Stem cell technology applications have been able to produce large quantities of β-cells (referred to as induced pluripotent stem cells, or iPSC) by reprogramming human cells (Pagliuca FW, Millman JR, Gurtler M, Segel M, Van Dervort A, et al. (2014) “Generation of Functional Human Pancreatic beta Cells In Vitro” Cell 159: 428–439 and Rezania A, Bruin JE, Arora P, Rubin A, Batushansky I, et al. (2014) “Reversal of diabetes with insulin-producing cells derived in vitro from human pluripotent stem cells” Nat Biotechnol 32: 1121–1133).
This is a progressive technology which could work in tandem with the SCE Therapy. Stem cell technology is expected to produce autologous β-cells (autologous means “engineered from that person’s own skin or other organ”), which could be suitable for safe implantation in that patient. The fact remains that this approach would require immune-suppressants to avoid β-cells being killed by a malfunctioning immune system. On the other hand, a properly re-educated immune system (by SCE or another technology) would not require immune suppressants.

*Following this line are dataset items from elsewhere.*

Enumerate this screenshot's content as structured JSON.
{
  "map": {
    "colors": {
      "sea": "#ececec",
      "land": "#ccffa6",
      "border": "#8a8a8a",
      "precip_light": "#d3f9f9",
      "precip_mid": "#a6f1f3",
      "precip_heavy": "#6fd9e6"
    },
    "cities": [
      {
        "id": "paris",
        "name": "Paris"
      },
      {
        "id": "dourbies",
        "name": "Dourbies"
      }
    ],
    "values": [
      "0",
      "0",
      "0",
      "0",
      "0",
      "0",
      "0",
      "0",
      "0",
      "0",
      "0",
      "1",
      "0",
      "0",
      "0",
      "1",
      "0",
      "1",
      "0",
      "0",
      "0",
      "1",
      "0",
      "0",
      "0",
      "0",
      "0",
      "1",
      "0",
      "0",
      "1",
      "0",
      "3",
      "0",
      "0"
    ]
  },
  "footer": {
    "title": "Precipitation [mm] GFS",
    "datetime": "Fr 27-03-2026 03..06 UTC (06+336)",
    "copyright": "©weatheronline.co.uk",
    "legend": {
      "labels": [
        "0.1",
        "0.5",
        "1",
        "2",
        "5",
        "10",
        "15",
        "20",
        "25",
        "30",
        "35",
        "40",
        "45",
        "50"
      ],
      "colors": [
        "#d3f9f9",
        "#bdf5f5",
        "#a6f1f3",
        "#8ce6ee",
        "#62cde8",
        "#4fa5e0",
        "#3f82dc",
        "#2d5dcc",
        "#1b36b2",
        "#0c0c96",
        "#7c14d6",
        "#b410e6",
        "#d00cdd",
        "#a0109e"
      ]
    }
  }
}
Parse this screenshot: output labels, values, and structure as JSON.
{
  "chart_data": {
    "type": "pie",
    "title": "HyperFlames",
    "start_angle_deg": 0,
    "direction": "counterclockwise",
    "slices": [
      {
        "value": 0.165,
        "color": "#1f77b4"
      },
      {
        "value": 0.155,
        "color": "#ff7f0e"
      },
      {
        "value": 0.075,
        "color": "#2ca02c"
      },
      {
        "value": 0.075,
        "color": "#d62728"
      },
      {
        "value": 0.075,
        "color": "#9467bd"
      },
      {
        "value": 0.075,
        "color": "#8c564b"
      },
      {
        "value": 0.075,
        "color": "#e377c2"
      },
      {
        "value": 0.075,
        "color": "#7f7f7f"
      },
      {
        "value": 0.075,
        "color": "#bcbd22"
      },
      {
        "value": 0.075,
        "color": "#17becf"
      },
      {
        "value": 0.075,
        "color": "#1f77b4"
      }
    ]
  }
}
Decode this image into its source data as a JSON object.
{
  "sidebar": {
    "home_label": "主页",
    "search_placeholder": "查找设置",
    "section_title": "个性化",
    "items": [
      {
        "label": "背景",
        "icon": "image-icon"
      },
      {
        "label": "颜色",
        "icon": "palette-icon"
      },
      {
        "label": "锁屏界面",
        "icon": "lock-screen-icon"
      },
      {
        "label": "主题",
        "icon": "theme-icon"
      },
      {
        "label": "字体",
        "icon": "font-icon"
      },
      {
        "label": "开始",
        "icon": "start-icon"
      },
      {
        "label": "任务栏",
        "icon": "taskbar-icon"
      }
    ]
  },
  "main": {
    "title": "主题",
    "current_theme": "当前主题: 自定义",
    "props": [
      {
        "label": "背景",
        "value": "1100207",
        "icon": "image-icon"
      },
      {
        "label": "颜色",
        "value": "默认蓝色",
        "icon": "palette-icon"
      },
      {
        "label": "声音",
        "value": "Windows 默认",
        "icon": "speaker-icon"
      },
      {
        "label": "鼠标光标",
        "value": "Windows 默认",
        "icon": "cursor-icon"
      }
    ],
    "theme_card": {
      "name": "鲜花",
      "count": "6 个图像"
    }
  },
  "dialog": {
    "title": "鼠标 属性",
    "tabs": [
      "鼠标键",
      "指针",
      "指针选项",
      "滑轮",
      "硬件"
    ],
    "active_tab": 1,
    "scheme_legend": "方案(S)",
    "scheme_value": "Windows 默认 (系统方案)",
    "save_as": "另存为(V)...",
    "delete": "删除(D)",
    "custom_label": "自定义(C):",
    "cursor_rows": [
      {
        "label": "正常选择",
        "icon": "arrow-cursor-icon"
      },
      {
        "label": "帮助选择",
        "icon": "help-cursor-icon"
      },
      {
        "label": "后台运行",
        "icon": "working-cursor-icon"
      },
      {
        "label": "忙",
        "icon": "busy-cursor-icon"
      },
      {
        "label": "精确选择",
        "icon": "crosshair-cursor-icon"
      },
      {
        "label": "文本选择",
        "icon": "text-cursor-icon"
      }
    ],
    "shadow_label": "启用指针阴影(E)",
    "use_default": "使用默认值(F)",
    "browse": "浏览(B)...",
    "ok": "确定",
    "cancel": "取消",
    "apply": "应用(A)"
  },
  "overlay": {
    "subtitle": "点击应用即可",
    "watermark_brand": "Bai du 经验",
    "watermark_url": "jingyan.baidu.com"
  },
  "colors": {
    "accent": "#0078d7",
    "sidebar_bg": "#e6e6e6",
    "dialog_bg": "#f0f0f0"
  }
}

A brief description of the Stem Cell Educator (SCE) Therapy
Figure 1. Overview of Stem Cell Educator therapy. A T1D participant (left) is connected to a Blood Cell Separator (right) and the Stem Cell Educator (bottom center) to form a closed system. Lymphocytes isolated from the T1D participant by the Blood Cell Separator travel through the Stem Cell Educator where they come in contact with CB-SCs attached to the interior surfaces of the device. Educated lymphocytes are returned to the patient's blood circulation. CB-SCs, cord blood stem cells; T1D, type 1 diabetes.